Picture a modern brake on a bicycle that acts on the rim. The rim has a tiny surface area and the brake acts on even a smaller portion but because the force is applied far from the axle (the radius distance) it has braking leverage and all you need is a light squeeze of your hand to stop the bike. Conversely, those old bikes with hub brakes took all the force of our legs and weight and we still could barely stop the bike. The wheels had leverage on them even though their braking surface was far larger than the modern caliper brakes. Force at the rim has way more braking power than braking force at the hub.

So, in a nutshell, it is not purely the surface area, it is the amount of force applied, where the force is applied (farther from the axle the better), what mechanical advantages your braking mechanism may use to multiply force plus other variables to do with the rotational speed of the object to be braked and the braking surface's coefficient of friction, how it performs when hot etc etc etc etc.

Hope this helps and I hope I've got it right. Just trying to share my understanding of our toys.


ps I'm not sure what you mean by "camps" in this discussion (though you probably use the term very casually). There really is only one right answer to these questions about physics. I may be completely wrong in which case my opinion is of no merit whatsoever it's only *wrong*. Typically in scientific discourse there are "camps" about a legitimate point of dispute where knowledge is incomplete. Here, we may be struggling to understand the physics and explain our understanding to each other, but most of this was figured out 200+ years ago and is completely settled science.

I tend to think about Physics as vectors and levers (which covers most things mechanical) which is why I came up with the analogies I did.

best

[Ron Jones]

I completly understand, thanks. I just wan't sure if the difference effected disks as small as drag disks in a reel. I guess theoretically they do, but the effect can practically be called non existant.
Ron

[johndtuttle]

I completly understand, thanks. I just wan't sure if the difference effected disks as small as drag disks in a reel. I guess theoretically they do, but the effect can practically be called non existant.
Ron

I believe the reason an 80W has more drag than a 30W is due to the diameter of the disc. etc right on down the line not simply that the disc has more surface area.
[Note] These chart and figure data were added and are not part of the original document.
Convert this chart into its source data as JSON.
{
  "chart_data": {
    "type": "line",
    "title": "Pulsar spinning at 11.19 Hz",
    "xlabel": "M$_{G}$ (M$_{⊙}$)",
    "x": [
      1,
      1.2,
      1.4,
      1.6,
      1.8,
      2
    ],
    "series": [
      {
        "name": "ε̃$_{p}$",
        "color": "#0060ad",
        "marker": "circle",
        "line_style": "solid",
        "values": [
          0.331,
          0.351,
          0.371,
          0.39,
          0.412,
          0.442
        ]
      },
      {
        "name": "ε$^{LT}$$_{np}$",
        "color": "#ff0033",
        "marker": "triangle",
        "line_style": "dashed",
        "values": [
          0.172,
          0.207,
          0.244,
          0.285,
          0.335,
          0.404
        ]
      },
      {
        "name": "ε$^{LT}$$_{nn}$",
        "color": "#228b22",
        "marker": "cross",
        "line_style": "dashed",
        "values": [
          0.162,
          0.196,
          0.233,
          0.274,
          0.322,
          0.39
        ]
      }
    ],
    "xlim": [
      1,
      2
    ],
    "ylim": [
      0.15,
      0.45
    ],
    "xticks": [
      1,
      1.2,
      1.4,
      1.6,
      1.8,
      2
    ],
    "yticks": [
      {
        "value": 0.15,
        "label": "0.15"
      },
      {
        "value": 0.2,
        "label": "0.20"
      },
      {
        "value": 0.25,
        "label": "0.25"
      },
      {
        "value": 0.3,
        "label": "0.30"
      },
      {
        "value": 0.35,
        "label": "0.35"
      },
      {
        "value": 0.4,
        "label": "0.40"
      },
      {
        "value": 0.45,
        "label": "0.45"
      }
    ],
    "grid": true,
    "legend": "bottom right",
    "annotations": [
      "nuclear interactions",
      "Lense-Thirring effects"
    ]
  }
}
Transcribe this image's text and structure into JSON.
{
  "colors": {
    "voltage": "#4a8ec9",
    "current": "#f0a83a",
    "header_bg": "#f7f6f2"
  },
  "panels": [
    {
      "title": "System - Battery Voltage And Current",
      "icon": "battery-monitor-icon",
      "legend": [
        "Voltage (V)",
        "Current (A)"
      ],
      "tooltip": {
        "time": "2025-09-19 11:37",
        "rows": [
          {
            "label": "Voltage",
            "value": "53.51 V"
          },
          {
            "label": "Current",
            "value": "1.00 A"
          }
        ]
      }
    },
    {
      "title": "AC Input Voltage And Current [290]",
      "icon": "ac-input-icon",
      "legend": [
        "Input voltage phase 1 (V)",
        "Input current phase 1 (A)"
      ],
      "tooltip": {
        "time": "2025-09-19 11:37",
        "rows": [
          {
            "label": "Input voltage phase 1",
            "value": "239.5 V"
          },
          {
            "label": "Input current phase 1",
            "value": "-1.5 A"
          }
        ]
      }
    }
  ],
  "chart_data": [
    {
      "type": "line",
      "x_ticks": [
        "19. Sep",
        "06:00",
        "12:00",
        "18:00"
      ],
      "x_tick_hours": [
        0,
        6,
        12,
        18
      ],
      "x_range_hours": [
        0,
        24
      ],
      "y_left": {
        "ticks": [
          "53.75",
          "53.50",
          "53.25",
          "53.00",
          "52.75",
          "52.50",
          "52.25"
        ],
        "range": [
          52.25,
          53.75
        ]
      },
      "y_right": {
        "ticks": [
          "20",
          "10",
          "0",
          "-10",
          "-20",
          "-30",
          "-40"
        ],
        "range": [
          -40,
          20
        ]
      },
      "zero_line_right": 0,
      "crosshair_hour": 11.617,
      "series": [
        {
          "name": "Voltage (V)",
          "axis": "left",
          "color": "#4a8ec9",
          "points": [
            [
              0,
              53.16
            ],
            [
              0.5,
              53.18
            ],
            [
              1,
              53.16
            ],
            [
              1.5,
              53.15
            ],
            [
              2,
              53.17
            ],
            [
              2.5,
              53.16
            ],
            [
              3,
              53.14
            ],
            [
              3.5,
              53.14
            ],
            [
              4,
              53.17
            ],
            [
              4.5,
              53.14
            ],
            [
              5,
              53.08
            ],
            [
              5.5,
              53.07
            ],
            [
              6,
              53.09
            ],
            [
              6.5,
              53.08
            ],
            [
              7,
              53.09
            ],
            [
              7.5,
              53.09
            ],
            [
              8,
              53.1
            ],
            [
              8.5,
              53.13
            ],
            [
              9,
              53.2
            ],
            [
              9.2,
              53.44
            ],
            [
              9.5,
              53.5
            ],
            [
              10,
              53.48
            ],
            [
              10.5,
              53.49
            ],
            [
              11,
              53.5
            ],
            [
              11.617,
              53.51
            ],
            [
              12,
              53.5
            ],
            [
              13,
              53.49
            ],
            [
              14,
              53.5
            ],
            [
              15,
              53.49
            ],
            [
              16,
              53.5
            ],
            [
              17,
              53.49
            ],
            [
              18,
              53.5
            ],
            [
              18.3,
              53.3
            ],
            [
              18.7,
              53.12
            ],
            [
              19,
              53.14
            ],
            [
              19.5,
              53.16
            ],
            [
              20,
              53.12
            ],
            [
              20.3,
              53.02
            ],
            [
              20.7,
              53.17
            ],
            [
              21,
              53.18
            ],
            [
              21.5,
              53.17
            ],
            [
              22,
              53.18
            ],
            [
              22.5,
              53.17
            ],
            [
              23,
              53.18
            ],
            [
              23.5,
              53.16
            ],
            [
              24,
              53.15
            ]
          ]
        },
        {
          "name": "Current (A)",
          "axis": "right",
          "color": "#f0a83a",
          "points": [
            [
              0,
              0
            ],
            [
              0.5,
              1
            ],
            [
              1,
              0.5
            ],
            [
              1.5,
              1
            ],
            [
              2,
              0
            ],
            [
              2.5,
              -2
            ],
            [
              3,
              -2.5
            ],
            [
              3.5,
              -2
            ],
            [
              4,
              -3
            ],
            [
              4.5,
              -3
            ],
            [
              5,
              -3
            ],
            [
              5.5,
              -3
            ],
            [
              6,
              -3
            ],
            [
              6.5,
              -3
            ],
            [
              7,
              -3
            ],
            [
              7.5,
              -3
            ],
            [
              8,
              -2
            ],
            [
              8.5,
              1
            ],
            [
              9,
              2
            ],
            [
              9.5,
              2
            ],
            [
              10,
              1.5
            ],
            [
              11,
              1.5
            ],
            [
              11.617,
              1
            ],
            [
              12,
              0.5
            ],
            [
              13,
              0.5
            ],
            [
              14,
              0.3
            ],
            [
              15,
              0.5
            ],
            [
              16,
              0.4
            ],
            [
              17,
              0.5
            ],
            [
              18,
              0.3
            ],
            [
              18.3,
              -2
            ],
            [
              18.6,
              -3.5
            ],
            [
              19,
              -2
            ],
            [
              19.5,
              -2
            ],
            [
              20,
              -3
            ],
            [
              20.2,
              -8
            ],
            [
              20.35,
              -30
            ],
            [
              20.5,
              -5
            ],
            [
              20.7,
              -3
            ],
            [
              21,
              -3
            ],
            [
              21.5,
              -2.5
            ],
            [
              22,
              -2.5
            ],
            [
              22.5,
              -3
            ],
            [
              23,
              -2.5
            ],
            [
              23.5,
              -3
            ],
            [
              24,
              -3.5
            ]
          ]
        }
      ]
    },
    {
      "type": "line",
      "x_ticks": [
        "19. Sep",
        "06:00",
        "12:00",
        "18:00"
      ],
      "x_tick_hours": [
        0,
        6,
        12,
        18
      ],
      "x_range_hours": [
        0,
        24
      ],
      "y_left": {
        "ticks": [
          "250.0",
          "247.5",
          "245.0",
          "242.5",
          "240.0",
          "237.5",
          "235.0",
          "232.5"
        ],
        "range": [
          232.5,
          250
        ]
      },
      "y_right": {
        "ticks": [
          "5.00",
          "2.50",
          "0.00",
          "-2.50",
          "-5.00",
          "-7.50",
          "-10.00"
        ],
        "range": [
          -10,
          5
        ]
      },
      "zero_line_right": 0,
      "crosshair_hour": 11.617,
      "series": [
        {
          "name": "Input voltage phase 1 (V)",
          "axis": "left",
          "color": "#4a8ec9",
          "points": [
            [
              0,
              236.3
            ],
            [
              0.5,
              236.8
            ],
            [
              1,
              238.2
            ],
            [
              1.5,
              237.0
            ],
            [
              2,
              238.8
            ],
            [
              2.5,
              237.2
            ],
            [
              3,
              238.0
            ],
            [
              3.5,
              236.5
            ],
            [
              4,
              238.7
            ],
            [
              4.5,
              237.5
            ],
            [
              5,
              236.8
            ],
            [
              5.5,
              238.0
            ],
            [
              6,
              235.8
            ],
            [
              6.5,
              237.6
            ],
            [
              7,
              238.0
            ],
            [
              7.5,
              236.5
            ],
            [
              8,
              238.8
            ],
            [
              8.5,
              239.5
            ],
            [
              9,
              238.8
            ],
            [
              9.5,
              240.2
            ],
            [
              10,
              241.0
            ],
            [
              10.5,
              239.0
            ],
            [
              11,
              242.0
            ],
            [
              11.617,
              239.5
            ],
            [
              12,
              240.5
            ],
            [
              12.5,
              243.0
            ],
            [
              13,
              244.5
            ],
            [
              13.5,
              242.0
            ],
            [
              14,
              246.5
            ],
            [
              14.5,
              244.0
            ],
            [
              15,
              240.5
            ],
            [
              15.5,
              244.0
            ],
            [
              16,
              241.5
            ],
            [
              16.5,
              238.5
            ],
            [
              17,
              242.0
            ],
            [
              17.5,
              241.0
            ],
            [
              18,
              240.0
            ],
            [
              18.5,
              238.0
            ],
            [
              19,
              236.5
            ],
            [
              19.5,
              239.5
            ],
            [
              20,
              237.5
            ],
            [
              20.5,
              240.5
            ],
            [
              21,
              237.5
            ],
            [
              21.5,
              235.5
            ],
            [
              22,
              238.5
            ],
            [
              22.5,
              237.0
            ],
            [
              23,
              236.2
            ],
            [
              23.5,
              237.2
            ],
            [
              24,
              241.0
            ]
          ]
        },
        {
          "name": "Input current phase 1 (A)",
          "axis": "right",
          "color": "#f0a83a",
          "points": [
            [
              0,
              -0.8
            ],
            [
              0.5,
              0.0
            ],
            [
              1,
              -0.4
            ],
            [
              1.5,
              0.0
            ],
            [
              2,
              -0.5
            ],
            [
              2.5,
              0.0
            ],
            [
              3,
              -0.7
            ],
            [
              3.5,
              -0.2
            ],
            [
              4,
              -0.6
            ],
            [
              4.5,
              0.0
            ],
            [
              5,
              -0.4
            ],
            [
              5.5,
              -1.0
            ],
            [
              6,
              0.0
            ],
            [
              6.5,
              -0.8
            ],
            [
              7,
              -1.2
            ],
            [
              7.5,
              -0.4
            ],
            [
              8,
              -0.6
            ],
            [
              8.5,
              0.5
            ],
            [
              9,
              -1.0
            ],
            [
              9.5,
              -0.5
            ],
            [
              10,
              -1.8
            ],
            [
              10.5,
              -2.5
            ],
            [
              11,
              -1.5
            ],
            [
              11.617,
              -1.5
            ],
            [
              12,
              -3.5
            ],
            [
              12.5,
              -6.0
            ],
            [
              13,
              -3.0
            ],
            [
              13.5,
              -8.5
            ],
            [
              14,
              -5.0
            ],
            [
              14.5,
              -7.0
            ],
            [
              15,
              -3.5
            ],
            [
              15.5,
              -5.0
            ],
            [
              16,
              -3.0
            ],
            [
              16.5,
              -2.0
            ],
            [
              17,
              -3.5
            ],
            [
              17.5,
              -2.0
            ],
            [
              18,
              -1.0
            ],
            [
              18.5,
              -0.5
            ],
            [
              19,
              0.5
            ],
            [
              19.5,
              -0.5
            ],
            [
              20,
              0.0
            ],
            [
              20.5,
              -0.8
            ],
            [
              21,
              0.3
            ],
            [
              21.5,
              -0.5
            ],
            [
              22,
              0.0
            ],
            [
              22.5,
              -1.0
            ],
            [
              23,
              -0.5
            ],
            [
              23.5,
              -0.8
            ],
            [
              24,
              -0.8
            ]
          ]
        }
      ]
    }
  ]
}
Also note that as gears on star drags have become larger and larger Shimano has decreased their thickness to save weight. This makes for shorter drag stacks as well but the effective drag (listed) has gone up if I am not mistaken.


best

[wallacewt]

so,
(a)  if i replace a 1mm c/f disc and ss metal disc
(b)  with 2 x  .5 c/f and 2 ss disc all the same size
apply same amount of force to (a)   and (b)
do i get a smoother drag but no increase
lets make the c/f disc hex shape
thanks

[maxpowers]

No I think you double up the drag due to more contact surface, and they are operating on  parallel planes.